About four hundred years after the Buddha’s death, the buddhist sangha started writing down the sutras which recorded his teachings. Up to then, they had been memorised and transmitted orally.
Writing them down enabled them to be collected together. This was the start of the Abhidharma (‘about the dharma’) literature.
At the start, each buddhist group which compiled that sutra collection, simply prefaced it with an attempt to state buddhist belief. This gradually grew into a distinct literature which attempted to create a consistent set of buddhist beliefs.
As they did this, they had some difficulties. So, for example, if nothing has a self, how can we explain karma? If nirvana and samsara are opposite, then how do they relate to each other? And if they’re the same, then why do they appear so different? Do past and future exist and if they do, in what sense? And so on.
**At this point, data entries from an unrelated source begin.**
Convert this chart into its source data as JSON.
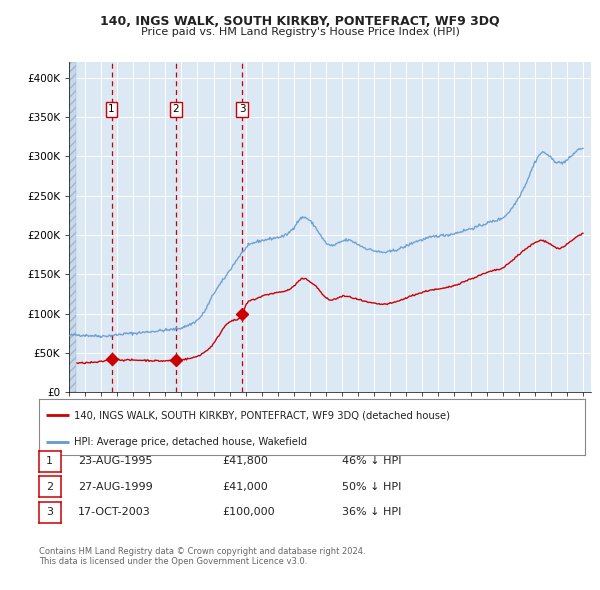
{
  "title_line1": "140, INGS WALK, SOUTH KIRKBY, PONTEFRACT, WF9 3DQ",
  "title_line2": "Price paid vs. HM Land Registry's House Price Index (HPI)",
  "legend_line1": "140, INGS WALK, SOUTH KIRKBY, PONTEFRACT, WF9 3DQ (detached house)",
  "legend_line2": "HPI: Average price, detached house, Wakefield",
  "footer_line1": "Contains HM Land Registry data © Crown copyright and database right 2024.",
  "footer_line2": "This data is licensed under the Open Government Licence v3.0.",
  "sale_color": "#cc0000",
  "hpi_color": "#6699cc",
  "marker_color": "#cc0000",
  "dashed_line_color": "#cc0000",
  "plot_bg_color": "#dce9f5",
  "sales": [
    {
      "label": "1",
      "date_num": 1995.648,
      "price": 41800,
      "date_str": "23-AUG-1995",
      "price_str": "£41,800",
      "pct": "46% ↓ HPI"
    },
    {
      "label": "2",
      "date_num": 1999.648,
      "price": 41000,
      "date_str": "27-AUG-1999",
      "price_str": "£41,000",
      "pct": "50% ↓ HPI"
    },
    {
      "label": "3",
      "date_num": 2003.792,
      "price": 100000,
      "date_str": "17-OCT-2003",
      "price_str": "£100,000",
      "pct": "36% ↓ HPI"
    }
  ],
  "ylim": [
    0,
    420000
  ],
  "xlim": [
    1993.0,
    2025.5
  ],
  "yticks": [
    0,
    50000,
    100000,
    150000,
    200000,
    250000,
    300000,
    350000,
    400000
  ],
  "ytick_labels": [
    "£0",
    "£50K",
    "£100K",
    "£150K",
    "£200K",
    "£250K",
    "£300K",
    "£350K",
    "£400K"
  ],
  "xticks": [
    1993,
    1994,
    1995,
    1996,
    1997,
    1998,
    1999,
    2000,
    2001,
    2002,
    2003,
    2004,
    2005,
    2006,
    2007,
    2008,
    2009,
    2010,
    2011,
    2012,
    2013,
    2014,
    2015,
    2016,
    2017,
    2018,
    2019,
    2020,
    2021,
    2022,
    2023,
    2024,
    2025
  ],
  "hpi_anchors": [
    [
      1993.0,
      72000
    ],
    [
      1993.5,
      73000
    ],
    [
      1994.0,
      72500
    ],
    [
      1994.5,
      72000
    ],
    [
      1995.0,
      71500
    ],
    [
      1995.5,
      72000
    ],
    [
      1996.0,
      73000
    ],
    [
      1996.5,
      74500
    ],
    [
      1997.0,
      75000
    ],
    [
      1997.5,
      76000
    ],
    [
      1998.0,
      77000
    ],
    [
      1998.5,
      78000
    ],
    [
      1999.0,
      79000
    ],
    [
      1999.5,
      80000
    ],
    [
      2000.0,
      82000
    ],
    [
      2000.5,
      86000
    ],
    [
      2001.0,
      92000
    ],
    [
      2001.5,
      105000
    ],
    [
      2002.0,
      125000
    ],
    [
      2002.5,
      140000
    ],
    [
      2003.0,
      155000
    ],
    [
      2003.5,
      170000
    ],
    [
      2004.0,
      183000
    ],
    [
      2004.5,
      190000
    ],
    [
      2005.0,
      193000
    ],
    [
      2005.5,
      195000
    ],
    [
      2006.0,
      197000
    ],
    [
      2006.5,
      200000
    ],
    [
      2007.0,
      210000
    ],
    [
      2007.5,
      222000
    ],
    [
      2008.0,
      218000
    ],
    [
      2008.5,
      205000
    ],
    [
      2009.0,
      190000
    ],
    [
      2009.5,
      187000
    ],
    [
      2010.0,
      192000
    ],
    [
      2010.5,
      193000
    ],
    [
      2011.0,
      188000
    ],
    [
      2011.5,
      183000
    ],
    [
      2012.0,
      180000
    ],
    [
      2012.5,
      178000
    ],
    [
      2013.0,
      179000
    ],
    [
      2013.5,
      182000
    ],
    [
      2014.0,
      186000
    ],
    [
      2014.5,
      191000
    ],
    [
      2015.0,
      194000
    ],
    [
      2015.5,
      197000
    ],
    [
      2016.0,
      199000
    ],
    [
      2016.5,
      200000
    ],
    [
      2017.0,
      202000
    ],
    [
      2017.5,
      205000
    ],
    [
      2018.0,
      208000
    ],
    [
      2018.5,
      211000
    ],
    [
      2019.0,
      215000
    ],
    [
      2019.5,
      218000
    ],
    [
      2020.0,
      222000
    ],
    [
      2020.5,
      232000
    ],
    [
      2021.0,
      248000
    ],
    [
      2021.5,
      268000
    ],
    [
      2022.0,
      292000
    ],
    [
      2022.5,
      305000
    ],
    [
      2023.0,
      298000
    ],
    [
      2023.5,
      292000
    ],
    [
      2024.0,
      295000
    ],
    [
      2024.5,
      305000
    ],
    [
      2025.0,
      310000
    ]
  ],
  "red_anchors": [
    [
      1993.5,
      37000
    ],
    [
      1994.0,
      37500
    ],
    [
      1994.5,
      38000
    ],
    [
      1995.0,
      39000
    ],
    [
      1995.648,
      41800
    ],
    [
      1996.0,
      41500
    ],
    [
      1997.0,
      41000
    ],
    [
      1998.0,
      40500
    ],
    [
      1999.0,
      40000
    ],
    [
      1999.648,
      41000
    ],
    [
      2000.0,
      41500
    ],
    [
      2000.5,
      43000
    ],
    [
      2001.0,
      46000
    ],
    [
      2001.5,
      52000
    ],
    [
      2002.0,
      62000
    ],
    [
      2002.5,
      78000
    ],
    [
      2003.0,
      90000
    ],
    [
      2003.792,
      100000
    ],
    [
      2004.0,
      110000
    ],
    [
      2004.5,
      118000
    ],
    [
      2005.0,
      122000
    ],
    [
      2005.5,
      125000
    ],
    [
      2006.0,
      127000
    ],
    [
      2006.5,
      129000
    ],
    [
      2007.0,
      135000
    ],
    [
      2007.5,
      144000
    ],
    [
      2008.0,
      141000
    ],
    [
      2008.5,
      132000
    ],
    [
      2009.0,
      120000
    ],
    [
      2009.5,
      118000
    ],
    [
      2010.0,
      122000
    ],
    [
      2010.5,
      121000
    ],
    [
      2011.0,
      118000
    ],
    [
      2011.5,
      115000
    ],
    [
      2012.0,
      113000
    ],
    [
      2012.5,
      112000
    ],
    [
      2013.0,
      113000
    ],
    [
      2013.5,
      116000
    ],
    [
      2014.0,
      120000
    ],
    [
      2014.5,
      124000
    ],
    [
      2015.0,
      127000
    ],
    [
      2015.5,
      130000
    ],
    [
      2016.0,
      131000
    ],
    [
      2016.5,
      133000
    ],
    [
      2017.0,
      136000
    ],
    [
      2017.5,
      140000
    ],
    [
      2018.0,
      144000
    ],
    [
      2018.5,
      148000
    ],
    [
      2019.0,
      152000
    ],
    [
      2019.5,
      155000
    ],
    [
      2020.0,
      158000
    ],
    [
      2020.5,
      166000
    ],
    [
      2021.0,
      175000
    ],
    [
      2021.5,
      183000
    ],
    [
      2022.0,
      190000
    ],
    [
      2022.5,
      193000
    ],
    [
      2023.0,
      188000
    ],
    [
      2023.5,
      183000
    ],
    [
      2024.0,
      188000
    ],
    [
      2024.5,
      196000
    ],
    [
      2025.0,
      202000
    ]
  ]
}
In these various attempts to create a consistent philosophy, divergences started to occur. Some groups would affirm something that seemed quite like ‘a self’. Others would say, “Well there’s not a self, but karma is possible because past, present and future all exist together”, and so on.
And so, various different schools appeared. Traditionally, it is said that there were 18 schools, but there were probably many more.
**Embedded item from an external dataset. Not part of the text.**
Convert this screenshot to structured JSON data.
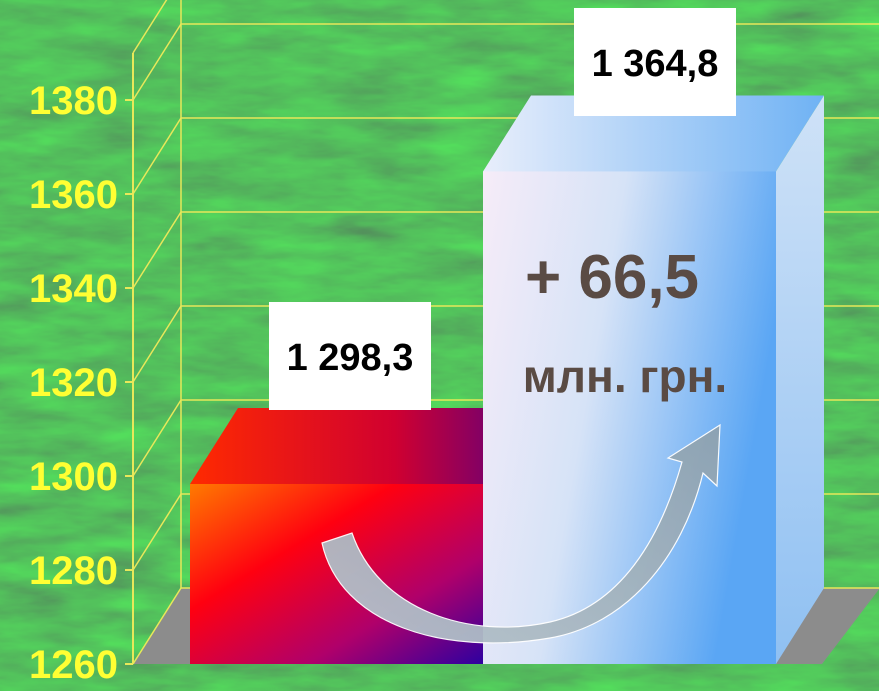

However, the enterprise to create a consistent philosophy was based on a false premise; namely that the Buddha’s teachings were a set of consistent beliefs waiting to be systematised.
The most persistent way of describing the Buddha is as a physician. People would come to him with particular queries, particular distresses, particular sources of puzzlement. These would be specific, and the Buddha would give an answer specific to that person – like a good physician who would not prescribe the same medicine to all his patients, irrespective of the illnesses they had.
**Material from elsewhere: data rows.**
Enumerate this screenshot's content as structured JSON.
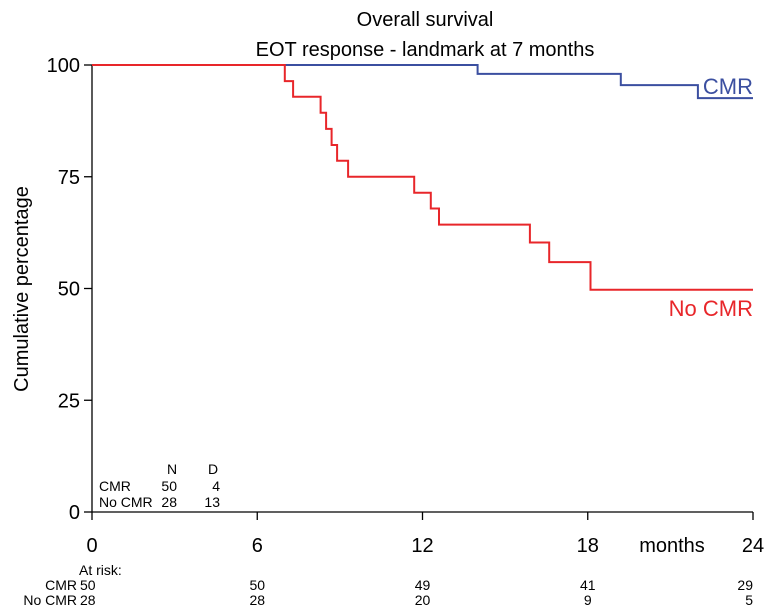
{
  "chart_data": {
    "type": "line",
    "title": "Overall survival",
    "subtitle": "EOT response - landmark at 7 months",
    "xlabel": "months",
    "ylabel": "Cumulative percentage",
    "xlim": [
      0,
      24
    ],
    "ylim": [
      0,
      100
    ],
    "x_ticks": [
      "0",
      "6",
      "12",
      "18",
      "24"
    ],
    "y_ticks": [
      "0",
      "25",
      "50",
      "75",
      "100"
    ],
    "grid": false,
    "series": [
      {
        "name": "CMR",
        "color": "#3b4fa0",
        "x": [
          0,
          14.0,
          14.0,
          19.2,
          19.2,
          22.0,
          22.0,
          24.0
        ],
        "y": [
          100,
          100,
          98,
          98,
          95.5,
          95.5,
          92.6,
          92.6
        ]
      },
      {
        "name": "No CMR",
        "color": "#e8262a",
        "x": [
          0,
          7.0,
          7.0,
          7.3,
          7.3,
          8.3,
          8.3,
          8.5,
          8.5,
          8.7,
          8.7,
          8.9,
          8.9,
          9.3,
          9.3,
          11.7,
          11.7,
          12.3,
          12.3,
          12.6,
          12.6,
          15.9,
          15.9,
          16.6,
          16.6,
          18.1,
          18.1,
          24.0
        ],
        "y": [
          100,
          100,
          96.4,
          96.4,
          92.9,
          92.9,
          89.3,
          89.3,
          85.7,
          85.7,
          82.1,
          82.1,
          78.6,
          78.6,
          75.0,
          75.0,
          71.4,
          71.4,
          67.9,
          67.9,
          64.3,
          64.3,
          60.3,
          60.3,
          55.9,
          55.9,
          49.7,
          49.7
        ]
      }
    ],
    "summary_table": {
      "headers": [
        "N",
        "D"
      ],
      "rows": [
        {
          "label": "CMR",
          "n": "50",
          "d": "4"
        },
        {
          "label": "No CMR",
          "n": "28",
          "d": "13"
        }
      ]
    },
    "at_risk": {
      "title": "At risk:",
      "rows": [
        {
          "label": "CMR",
          "values": [
            "50",
            "50",
            "49",
            "41",
            "29"
          ]
        },
        {
          "label": "No CMR",
          "values": [
            "28",
            "28",
            "20",
            "9",
            "5"
          ]
        }
      ]
    }
  }
}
It’s really in this way that we need to understand buddhist language. The essential insight of the Buddha was that we suffer because we cling. We cling to what we have, to what we want, to what we hate, to what we don’t have but fear will be imposed on us, and so on. That’s why we suffer.
So his language is a provisional, instrumental language; it’s not a philosophy, it’s a strategy to address this basic wound. That’s why there’s apparently inconsistent or incomplete language. That’s why sometimes buddhists talk of ‘no-self’ and other times they talk of ‘buddha-nature’ and other times they talk of ‘emptiness’, or of ‘suchness’.
They’re a very wide range of languages. But we need to understand these languages in terms of our sickness and our health rather than in terms of ‘literal truth’. A medicine for the person, not a picture of the world.
In our error, it’s as if when ill, a doctor gives us a prescription for medicine, but instead of taking the medicine we take the prescription, keep taking it whether ill or not, and urge others to do the same.